The fentanyl issue is just an excuse for the Trump administration to impose tariffs. Under the IEEPA, the US president has the authority to impose economic restrictions during a national emergency without the approval of the US Congress. At the same time, the US president can declare a state of emergency and take related restrictions without specific investigation and determination procedures. Trump has long advocated for tariffs and earlier classified the fentanyl issue as an "unusual threat", paving the way for his administration to declare a national emergency and wield the "tariff hammer" arbitrarily.
Fentanyl and other issues are long-standing internal social problems in the United States. The root cause of this problem lies in the deep-seated issues in the US social system and the government's inadequate governance capacity. However, in the view of the Trump administration, all these social problems are caused by foreign countries, and tariffs are the "panacea" for treating the social ills of the United States. Therefore, under the guise of national security, the US uses the claim of a national emergency to use tariffs as leverage to coerce relevant countries to accept the sky-high demands of the US without worrying about being held accountable at the WTO. At the same time, imposing tariffs can also increase government revenue, promote the return of manufacturing to the United States, and fulfill Trump's campaign slogan of "Make America Great Again".

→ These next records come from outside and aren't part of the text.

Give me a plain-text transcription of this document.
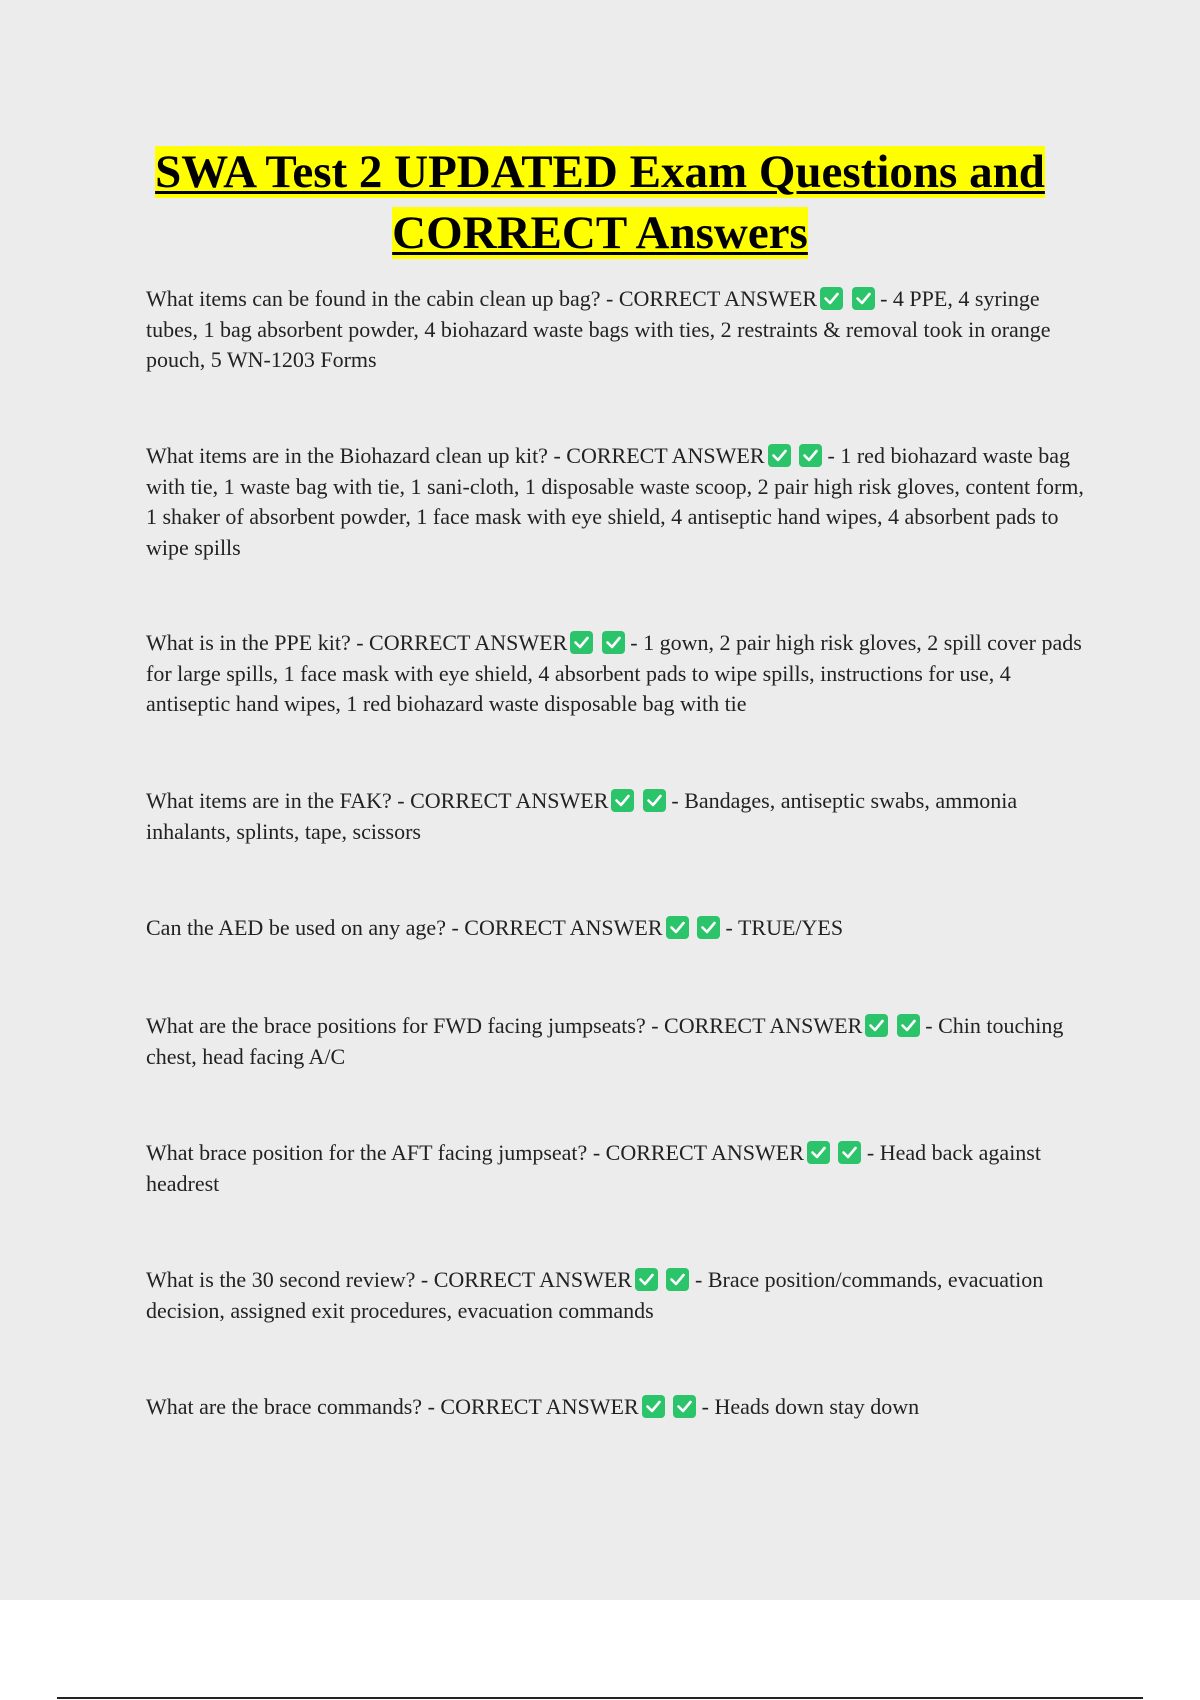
SWA Test 2 UPDATED Exam Questions and CORRECT Answers
What items can be found in the cabin clean up bag? - CORRECT ANSWER
	- 4 PPE, 4 syringe tubes, 1 bag absorbent powder, 4 biohazard waste bags with ties, 2 restraints & removal took in orange pouch, 5 WN-1203 Forms
What items are in the Biohazard clean up kit? - CORRECT ANSWER
	- 1 red biohazard waste bag with tie, 1 waste bag with tie, 1 sani-cloth, 1 disposable waste scoop, 2 pair high risk gloves, content form, 1 shaker of absorbent powder, 1 face mask with eye shield, 4 antiseptic hand wipes, 4 absorbent pads to wipe spills
What is in the PPE kit? - CORRECT ANSWER
	- 1 gown, 2 pair high risk gloves, 2 spill cover pads for large spills, 1 face mask with eye shield, 4 absorbent pads to wipe spills, instructions for use, 4 antiseptic hand wipes, 1 red biohazard waste disposable bag with tie
What items are in the FAK? - CORRECT ANSWER
	- Bandages, antiseptic swabs, ammonia inhalants, splints, tape, scissors
Can the AED be used on any age? - CORRECT ANSWER
	- TRUE/YES
What are the brace positions for FWD facing jumpseats? - CORRECT ANSWER
	- Chin touching chest, head facing A/C
What brace position for the AFT facing jumpseat? - CORRECT ANSWER
	- Head back against headrest
What is the 30 second review? - CORRECT ANSWER
	- Brace position/commands, evacuation decision, assigned exit procedures, evacuation commands
What are the brace commands? - CORRECT ANSWER
	- Heads down stay down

Mexico, Canada, and China are major trading partners of the United States. The Trump administration announced tariffs on these countries, hoping to use tariffs as a bargaining chip to force relevant countries to accept US demands in addressing the fentanyl issue and managing illegal immigration. Currently, the US has obtained some concessions from Mexico and Canada on these issues by temporarily suspending tariffs.
However, what results can the Trump administration's tariff hammer really achieve? It is highly likely to backfire and go against its intentions. The long-standing trade deficit issue in the United States cannot be resolved in just one or two years. Trade imbalances are mainly influenced by broader economic factors such as national savings rates, government spending, and consumption patterns, rather than the direct impact of tariffs on imports. Trump's first term showed that his massive imposition of Section 301 tariffs on China did not significantly reverse the overall US trade deficit, and now imposing tariffs on major trading partners is unlikely to substantially reduce the overall trade deficit. Additionally, wielding the tariff hammer high against foreign countries cannot serve as a security wall to block illegal immigration and fentanyl abuse. Furthermore, according to WTO rules, China and other members have the right to challenge the Trump administration's tariff measures through the WTO dispute settlement mechanism. Under the dispute resolution process, expert panels are likely to make rulings unfavorable to the US.
On Feb 4, China announced a 10 to 15 percent tariff on some imported goods originating from the US. On the same day, a spokesperson for the Ministry of Commerce emphasized that to defend its legitimate rights and interests, China has brought US tariff measures to the WTO dispute settlement mechanism.
The Trump administration's fantasy of using tariffs as a "panacea" to cure America's social ills will ultimately fail. If the US tariffs and the retaliatory measures taken by China and Mexico further exacerbate domestic inflation in the United States, tariffs will not only be a remedy for the disease but also a poison to quench thirst.
The author is deputy dean of the Institute of Foreign Law and Governance, University of International Business and Economics.
The views don't necessarily reflect those of China Daily.